I have been thinking a lot about World War I recently. It's the historical event that I probably have the most sustained interest in. It is so immense in scope and importance that I am always finding a new wrinkle or side to do a deep dive into.
I am usually most preoccupied with thinking about that event as a moment of breakage and turning. Most historical changes come slowly, but the Great War was a cataclysm that smashed old empires, spurred revolutions, and redrew the map of Europe. There has yet to be an event quite like that in my lifetime, even the fall of the Berlin Wall and 9/11.

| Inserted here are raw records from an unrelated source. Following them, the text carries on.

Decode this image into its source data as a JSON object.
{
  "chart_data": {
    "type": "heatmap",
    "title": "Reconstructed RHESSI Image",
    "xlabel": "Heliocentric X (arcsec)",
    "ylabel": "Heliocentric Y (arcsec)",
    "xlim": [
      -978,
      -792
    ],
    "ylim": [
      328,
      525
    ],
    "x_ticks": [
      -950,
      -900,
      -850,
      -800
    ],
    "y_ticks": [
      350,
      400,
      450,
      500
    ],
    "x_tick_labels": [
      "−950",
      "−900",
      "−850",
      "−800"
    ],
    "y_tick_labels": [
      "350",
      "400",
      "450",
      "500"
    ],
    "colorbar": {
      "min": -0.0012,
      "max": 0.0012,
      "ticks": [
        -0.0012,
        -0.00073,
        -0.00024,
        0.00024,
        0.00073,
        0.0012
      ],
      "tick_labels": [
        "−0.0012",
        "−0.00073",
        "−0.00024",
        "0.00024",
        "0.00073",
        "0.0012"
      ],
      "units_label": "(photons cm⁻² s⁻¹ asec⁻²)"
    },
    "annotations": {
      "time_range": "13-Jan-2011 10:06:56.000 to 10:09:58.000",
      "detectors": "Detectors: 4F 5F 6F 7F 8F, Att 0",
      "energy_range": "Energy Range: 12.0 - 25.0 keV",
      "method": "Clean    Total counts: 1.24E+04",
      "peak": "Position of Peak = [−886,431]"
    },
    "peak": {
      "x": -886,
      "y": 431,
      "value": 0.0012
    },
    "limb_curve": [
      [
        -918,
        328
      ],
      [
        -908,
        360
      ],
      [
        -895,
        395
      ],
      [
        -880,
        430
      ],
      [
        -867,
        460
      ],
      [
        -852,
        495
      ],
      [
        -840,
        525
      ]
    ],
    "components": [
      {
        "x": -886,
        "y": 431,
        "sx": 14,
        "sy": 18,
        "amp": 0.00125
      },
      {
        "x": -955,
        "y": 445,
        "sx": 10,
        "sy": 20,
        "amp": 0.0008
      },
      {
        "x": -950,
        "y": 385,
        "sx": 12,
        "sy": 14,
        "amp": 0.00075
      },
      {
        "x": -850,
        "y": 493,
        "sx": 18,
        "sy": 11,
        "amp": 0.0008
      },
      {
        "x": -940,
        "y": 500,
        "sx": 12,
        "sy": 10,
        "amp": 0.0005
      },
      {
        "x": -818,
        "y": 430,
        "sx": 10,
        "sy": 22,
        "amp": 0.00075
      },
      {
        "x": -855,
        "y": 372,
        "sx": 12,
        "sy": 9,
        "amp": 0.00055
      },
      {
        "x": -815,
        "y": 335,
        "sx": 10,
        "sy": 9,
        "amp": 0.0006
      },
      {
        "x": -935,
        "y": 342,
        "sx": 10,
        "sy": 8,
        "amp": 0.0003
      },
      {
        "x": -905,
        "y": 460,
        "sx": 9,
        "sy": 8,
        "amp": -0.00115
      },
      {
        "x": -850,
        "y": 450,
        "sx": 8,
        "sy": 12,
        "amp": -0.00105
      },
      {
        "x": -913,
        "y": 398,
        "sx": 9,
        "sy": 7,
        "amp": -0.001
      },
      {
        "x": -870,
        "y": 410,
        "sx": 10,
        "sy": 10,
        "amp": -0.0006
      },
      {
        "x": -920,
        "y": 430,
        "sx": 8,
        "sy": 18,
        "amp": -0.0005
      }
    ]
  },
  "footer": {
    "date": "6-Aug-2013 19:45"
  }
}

I've been thinking especially about what the war meant to those who participated in it. Despite having read about it for years, I only recently (while reading Dos Passos USA trilogy) realized that the full name used at the time in Britain and the United States was "The Great War For Civilization." Civilization was, of course, an incredibly loaded concept in the English-speaking world in the early 20th century. It tended to be invoked to justify imperialism and colonization, treating the violent subjugation of other people against their will as a benevolent act.
While the war was viewed as a monstrous waste of human life and devoid of meaning in famous works by Sassoon and Remarque, that point of view was not shared by millions in the Allied nations who felt that they had helped make the world a better place. The positive view of that conflict has all but perished. There's a reason that the Wonder Woman movie was set in the first world war rather than the second: if she is opposed to war itself, few wars are as unsympathetic as the Great War.
I guess this has me thinking that we can interpret earth-shattering events in real time in ways that will seem alien or silly with the passage of time. After World War I there really was a sense that a better, less violent world was going to be brought into being. The Great Depression, of course, helped shatter that feeling.
I feel similarly when it comes to the collapse of the USSR. Even though the Cold War had, like the Great War, involved a great deal of government deception and needless slaughter (Vietnam, Pinochet, etc.) there was a general consensus in 1991 America that it was "worth it." There was also a general notion that "tyranny" had been defeated, and that the postwar order would be one of peace and democracy.
There was indeed a general increase in democratic nations around the world, but the genocides in Rwanda and Bosnia were a clear sign that nationalism had not been tamed in the New World Order. In recent years the nationalist wave has been cresting, and the post-Cold War order (which was more an attempt to extend the life of the post-WWII order in the West and project it around the world) has been shaken to its core. Populist nationalism with an authoritarian streak dominates Poland and Hungary, two countries whose fledgling democracies had also failed to survive the post-World War I wave of nationalism. In Britain Brexit, in India the BJP, in China Xi an authoritarian populist for life, in American, Trump. The latter's shredding of trade agreements and attacks on NATO might well be part of a tectonic shift in world politics.
Nowadays the notion that the Cold War was somehow a great victory against tyranny ensuring a long-standing peaceful world order should be starting to sound as ridiculous as people saying that kind of thing about World War I. I think the events of 1989 have made a lot of us (myself included) complacent about the fragility of democratic forms of government. We are like the sturdy middle class Brits who thought that the sacrifice on the Somme somehow meant a blow for civilization. Now I look about, and think of Sir Edward Grey's famous comment after Britain opted for war: "The lamps are going out all across Europe, we will not see them lit again in our lifetime."